L’UMP et Patrick Devedjian en personne sont prêts à apporter leur aide au parti GERB sous forme d’experts et de conseils à l’approche des législatives en Bulgarie.
AFP | lundi 24 novembre 2008
Le secrétaire général de l'UMP, Patrick Devedjian, a conseillé lundi au Parti socialiste d'organiser un nouveau vote des militants pour départager les deux candidates à sa direction, Ségolène Royal et Martine Aubry, et "purger les difficultés" actuelles. "Si j'avais un conseil à donner (aux socialistes), pour qu'ils ne passent pas leur vie à se chamailler sur les conditions de l'élection et la légitimité, c'est de recommencer leur élection", a-t-il déclaré à des journalistes en marge du point de presse hebdomadaire de l'UMP. "Ca peut arriver qu'une élection se soit mal passée. Il faut purger ça, puis on recommence", a-t-il ajouté. "Il faut revoter, a-t-il répété, sinon le trouble va durer. Une fois que vous avez revoté avec toutes les précautions prises, les difficultés sont purgées".
AFP | dimanche 23 novembre 2008
Le secrétaire général de l'UMP, Patrick Devedjian, suivi par d'autres responsables du parti présidentiel, a fustigé dimanche "l'image désastreuse" de la démocratie que donne, selon lui, la bataille interne du parti socialiste pour désigner son leader.

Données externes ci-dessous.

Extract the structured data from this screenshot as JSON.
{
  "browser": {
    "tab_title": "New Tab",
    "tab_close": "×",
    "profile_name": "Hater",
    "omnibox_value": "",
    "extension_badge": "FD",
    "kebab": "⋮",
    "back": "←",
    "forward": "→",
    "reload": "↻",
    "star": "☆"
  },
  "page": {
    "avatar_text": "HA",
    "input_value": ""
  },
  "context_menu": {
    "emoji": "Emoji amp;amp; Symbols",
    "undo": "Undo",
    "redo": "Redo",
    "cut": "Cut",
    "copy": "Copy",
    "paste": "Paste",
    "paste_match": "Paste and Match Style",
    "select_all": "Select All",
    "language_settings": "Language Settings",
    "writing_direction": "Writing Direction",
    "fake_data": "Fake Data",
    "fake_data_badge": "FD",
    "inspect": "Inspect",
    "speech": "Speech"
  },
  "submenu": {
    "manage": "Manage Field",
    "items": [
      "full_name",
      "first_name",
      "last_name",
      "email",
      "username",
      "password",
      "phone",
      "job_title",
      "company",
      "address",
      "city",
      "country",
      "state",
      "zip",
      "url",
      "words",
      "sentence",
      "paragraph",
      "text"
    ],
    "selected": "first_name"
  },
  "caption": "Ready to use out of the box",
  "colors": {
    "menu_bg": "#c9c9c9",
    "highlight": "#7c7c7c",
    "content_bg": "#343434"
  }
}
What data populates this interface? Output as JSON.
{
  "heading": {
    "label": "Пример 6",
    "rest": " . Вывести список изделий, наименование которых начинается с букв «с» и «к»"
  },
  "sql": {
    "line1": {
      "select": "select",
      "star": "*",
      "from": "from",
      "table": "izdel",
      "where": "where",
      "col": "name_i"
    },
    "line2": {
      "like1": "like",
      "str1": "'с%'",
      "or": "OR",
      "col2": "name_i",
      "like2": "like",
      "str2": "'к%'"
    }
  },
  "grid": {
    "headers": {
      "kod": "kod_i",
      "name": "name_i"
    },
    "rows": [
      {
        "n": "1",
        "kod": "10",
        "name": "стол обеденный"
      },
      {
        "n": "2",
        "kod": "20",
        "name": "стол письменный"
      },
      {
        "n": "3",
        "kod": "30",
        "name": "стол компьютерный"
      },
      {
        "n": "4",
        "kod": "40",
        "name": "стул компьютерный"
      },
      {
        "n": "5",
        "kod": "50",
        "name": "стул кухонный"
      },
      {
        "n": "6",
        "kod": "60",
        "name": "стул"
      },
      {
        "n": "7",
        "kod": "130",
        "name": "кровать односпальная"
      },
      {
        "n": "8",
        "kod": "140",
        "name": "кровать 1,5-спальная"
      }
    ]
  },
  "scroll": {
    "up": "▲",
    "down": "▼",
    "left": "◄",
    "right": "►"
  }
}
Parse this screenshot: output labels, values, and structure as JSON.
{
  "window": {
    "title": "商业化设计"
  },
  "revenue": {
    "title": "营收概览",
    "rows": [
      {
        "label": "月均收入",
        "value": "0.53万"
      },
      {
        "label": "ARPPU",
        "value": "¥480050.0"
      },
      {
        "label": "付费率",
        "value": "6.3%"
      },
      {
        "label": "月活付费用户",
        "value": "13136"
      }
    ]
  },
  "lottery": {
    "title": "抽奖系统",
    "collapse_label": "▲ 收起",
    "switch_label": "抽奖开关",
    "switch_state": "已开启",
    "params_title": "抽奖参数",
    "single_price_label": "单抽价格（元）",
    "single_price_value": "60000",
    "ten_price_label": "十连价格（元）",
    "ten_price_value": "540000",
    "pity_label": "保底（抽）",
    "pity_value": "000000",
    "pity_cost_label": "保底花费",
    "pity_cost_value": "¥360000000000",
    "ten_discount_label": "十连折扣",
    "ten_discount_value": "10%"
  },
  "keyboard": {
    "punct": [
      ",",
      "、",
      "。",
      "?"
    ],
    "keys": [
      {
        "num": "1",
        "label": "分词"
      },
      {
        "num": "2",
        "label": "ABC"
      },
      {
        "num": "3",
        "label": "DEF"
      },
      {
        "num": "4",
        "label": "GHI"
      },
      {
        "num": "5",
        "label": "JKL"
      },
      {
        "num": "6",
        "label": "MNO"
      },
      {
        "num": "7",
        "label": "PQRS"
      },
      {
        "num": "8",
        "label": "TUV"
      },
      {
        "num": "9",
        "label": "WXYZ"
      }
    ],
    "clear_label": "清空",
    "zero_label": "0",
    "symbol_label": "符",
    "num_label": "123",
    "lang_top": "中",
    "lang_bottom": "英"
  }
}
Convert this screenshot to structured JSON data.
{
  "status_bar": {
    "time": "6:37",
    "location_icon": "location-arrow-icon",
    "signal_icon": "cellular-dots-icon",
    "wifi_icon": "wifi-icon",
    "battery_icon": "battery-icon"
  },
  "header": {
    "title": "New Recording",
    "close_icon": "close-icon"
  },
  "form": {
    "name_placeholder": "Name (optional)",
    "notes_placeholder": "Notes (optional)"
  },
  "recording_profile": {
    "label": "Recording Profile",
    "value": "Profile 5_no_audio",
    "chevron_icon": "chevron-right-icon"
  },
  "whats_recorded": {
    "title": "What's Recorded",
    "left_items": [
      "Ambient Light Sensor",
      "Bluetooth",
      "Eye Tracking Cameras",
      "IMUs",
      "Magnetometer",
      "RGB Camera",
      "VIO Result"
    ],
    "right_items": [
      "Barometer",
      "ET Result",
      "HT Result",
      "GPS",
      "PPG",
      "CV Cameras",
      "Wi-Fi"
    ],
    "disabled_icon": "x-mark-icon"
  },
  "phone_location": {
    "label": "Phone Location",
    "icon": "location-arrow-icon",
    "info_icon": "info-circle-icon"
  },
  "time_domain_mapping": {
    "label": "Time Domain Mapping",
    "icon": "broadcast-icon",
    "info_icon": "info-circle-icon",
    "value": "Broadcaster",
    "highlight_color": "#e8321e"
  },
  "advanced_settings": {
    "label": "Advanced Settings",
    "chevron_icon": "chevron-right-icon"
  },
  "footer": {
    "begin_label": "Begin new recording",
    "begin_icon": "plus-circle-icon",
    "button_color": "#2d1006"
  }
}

"L'opposition, c'est aussi le visage de la France, et l'image est là tout à fait désastreuse. Elle l'est aussi pour la démocratie d'une manière générale", a déclaré sur Canal+ le député des Hauts-de-Seine.
Il y voit la preuve que "la politique des courants, c'est un désastre", car "ça se termine en écuries".
Pour Jean-François Copé, patron des députés UMP, le PS d'aujourd'hui "c'est la droite d'il y a dix ans". "On avait des querelles de chef absolument à tous les étages et on avait pas de projet politique. On n'assumait rien et on passait notre temps à nous détruire", a-t-il dit sur France 2.
AFP | mercredi 19 novembre 2008
L'UMP a voulu "rétablir la vérité" sur la part de l'Etat dans le financement des collectivités locales qui, selon elle, n'a cessé d'augmenter, dénonçant "le message mensonger" de la gauche sur le sujet, lors d'un forum sur la fiscalité locale, mercredi au Palais-Bourbon. "Je crois que si l'UMP doit proposer, elle doit également expliquer et ne pas laisser le message déformant et souvent mensonger de la gauche se propager dans les esprits", a déclaré le secrétaire général du parti majoritaire, Patrick Devedjian. Alors que la gauche contrôle 20 des 22 régions, 58 conseils généraux et la majorité des grandes villes, nombre de collectivités ont augmenté leurs impôts locaux ou s'apprêtent à le faire "tout en montrant du doigt l'Etat qui ne tiendrait pas ses engagements financiers", a poursuivi le président du Conseil général des Hauts-de-Seine.